Re: Possible performance hit?

PostPosted: Mon Aug 28, 2006 5:31 pm
by PaX Team
pelham22 wrote:Presently I run 2.4.31-grsec and I am planning on upgrading to a new kernel (I compiled a custom kernel myself with no PAX enabled, mostly just the other sysctl features enabled -- what kind of protection does this offer against exploit attacks like simple overflows?)
nothing.
Anyhow I have noticed a performance hit when running perl with DBI, it seems there is about an additional 50ms of realtime lag when loading the DBI module with no other functionality in it. At first I thought this was because perl or DBI was not optimized but I ran out of ideas on that and have the assumption it is possible grsecurity can be causing it.

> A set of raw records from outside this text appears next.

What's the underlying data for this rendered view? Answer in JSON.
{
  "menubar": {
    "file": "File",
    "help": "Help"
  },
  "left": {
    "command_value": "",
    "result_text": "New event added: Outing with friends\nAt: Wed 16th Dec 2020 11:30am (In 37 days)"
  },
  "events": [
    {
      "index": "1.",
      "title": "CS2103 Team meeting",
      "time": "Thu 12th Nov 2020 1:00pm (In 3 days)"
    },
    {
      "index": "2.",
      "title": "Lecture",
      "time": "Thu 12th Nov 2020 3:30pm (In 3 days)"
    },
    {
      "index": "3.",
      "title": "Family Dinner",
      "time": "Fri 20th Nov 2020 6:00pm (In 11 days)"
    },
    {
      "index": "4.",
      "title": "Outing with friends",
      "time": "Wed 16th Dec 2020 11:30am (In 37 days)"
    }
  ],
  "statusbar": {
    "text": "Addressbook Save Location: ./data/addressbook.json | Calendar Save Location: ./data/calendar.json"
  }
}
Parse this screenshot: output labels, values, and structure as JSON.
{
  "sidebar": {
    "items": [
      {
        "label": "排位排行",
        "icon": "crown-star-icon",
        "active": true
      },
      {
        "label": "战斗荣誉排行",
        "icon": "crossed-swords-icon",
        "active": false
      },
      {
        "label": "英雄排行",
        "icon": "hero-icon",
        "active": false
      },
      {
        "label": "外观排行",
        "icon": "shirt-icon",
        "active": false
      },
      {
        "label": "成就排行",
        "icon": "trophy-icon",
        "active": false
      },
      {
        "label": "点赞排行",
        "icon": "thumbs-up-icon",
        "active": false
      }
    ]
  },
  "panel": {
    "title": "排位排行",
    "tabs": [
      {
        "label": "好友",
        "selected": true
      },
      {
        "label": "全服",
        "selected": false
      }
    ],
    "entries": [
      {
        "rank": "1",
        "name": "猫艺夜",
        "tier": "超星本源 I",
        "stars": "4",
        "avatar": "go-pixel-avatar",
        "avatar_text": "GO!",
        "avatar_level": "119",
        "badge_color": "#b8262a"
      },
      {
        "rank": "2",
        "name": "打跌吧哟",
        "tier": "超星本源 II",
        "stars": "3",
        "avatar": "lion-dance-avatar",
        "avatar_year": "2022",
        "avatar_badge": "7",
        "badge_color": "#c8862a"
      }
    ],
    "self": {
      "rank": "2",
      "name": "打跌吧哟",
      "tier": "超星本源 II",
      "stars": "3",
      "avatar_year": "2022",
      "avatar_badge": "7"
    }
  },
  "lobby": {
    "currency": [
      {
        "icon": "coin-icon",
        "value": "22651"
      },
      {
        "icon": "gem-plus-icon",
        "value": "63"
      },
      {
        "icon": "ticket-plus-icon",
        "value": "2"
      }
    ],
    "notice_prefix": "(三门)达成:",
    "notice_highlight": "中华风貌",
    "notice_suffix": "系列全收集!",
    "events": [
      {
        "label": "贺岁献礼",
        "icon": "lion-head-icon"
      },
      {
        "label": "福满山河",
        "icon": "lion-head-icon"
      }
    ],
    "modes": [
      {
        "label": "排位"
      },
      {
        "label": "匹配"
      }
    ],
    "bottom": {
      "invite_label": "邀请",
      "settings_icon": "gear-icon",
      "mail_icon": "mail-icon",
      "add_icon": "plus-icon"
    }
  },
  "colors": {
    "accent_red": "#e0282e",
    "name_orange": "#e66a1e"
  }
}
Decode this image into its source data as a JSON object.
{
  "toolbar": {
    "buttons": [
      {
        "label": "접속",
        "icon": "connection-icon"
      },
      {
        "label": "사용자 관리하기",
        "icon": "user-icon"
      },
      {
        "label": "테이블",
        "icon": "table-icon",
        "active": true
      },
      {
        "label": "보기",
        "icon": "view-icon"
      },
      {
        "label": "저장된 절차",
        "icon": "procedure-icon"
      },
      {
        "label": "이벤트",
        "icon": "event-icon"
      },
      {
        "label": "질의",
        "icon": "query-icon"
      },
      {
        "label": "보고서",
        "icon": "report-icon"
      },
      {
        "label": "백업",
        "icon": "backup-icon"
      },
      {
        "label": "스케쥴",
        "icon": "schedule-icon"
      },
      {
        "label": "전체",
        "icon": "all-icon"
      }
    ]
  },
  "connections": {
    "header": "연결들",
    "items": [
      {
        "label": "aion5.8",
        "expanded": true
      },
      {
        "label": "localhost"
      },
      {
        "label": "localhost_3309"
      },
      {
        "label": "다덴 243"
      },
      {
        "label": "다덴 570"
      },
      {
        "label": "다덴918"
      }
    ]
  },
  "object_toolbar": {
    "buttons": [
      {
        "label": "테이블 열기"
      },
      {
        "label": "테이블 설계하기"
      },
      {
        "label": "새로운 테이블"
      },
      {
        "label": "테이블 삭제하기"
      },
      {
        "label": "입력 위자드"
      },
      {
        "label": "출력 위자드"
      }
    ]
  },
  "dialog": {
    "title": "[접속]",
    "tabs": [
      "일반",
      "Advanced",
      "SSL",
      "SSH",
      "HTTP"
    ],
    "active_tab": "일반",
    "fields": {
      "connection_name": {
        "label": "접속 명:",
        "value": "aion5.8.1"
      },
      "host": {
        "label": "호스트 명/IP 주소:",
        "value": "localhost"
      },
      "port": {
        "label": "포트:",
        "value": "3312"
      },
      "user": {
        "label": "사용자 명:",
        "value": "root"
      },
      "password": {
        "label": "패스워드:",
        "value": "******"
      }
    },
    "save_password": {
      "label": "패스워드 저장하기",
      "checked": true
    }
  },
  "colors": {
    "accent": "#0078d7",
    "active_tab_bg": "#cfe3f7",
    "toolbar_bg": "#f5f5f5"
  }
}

to me it seems that you're comparing apples to oranges, the real test would be to run your test under a vanilla kernel on the Celeron box then we can compare numbers. considering how little the system time is however i doubt grsec could be causing the overhead (if there's any at all).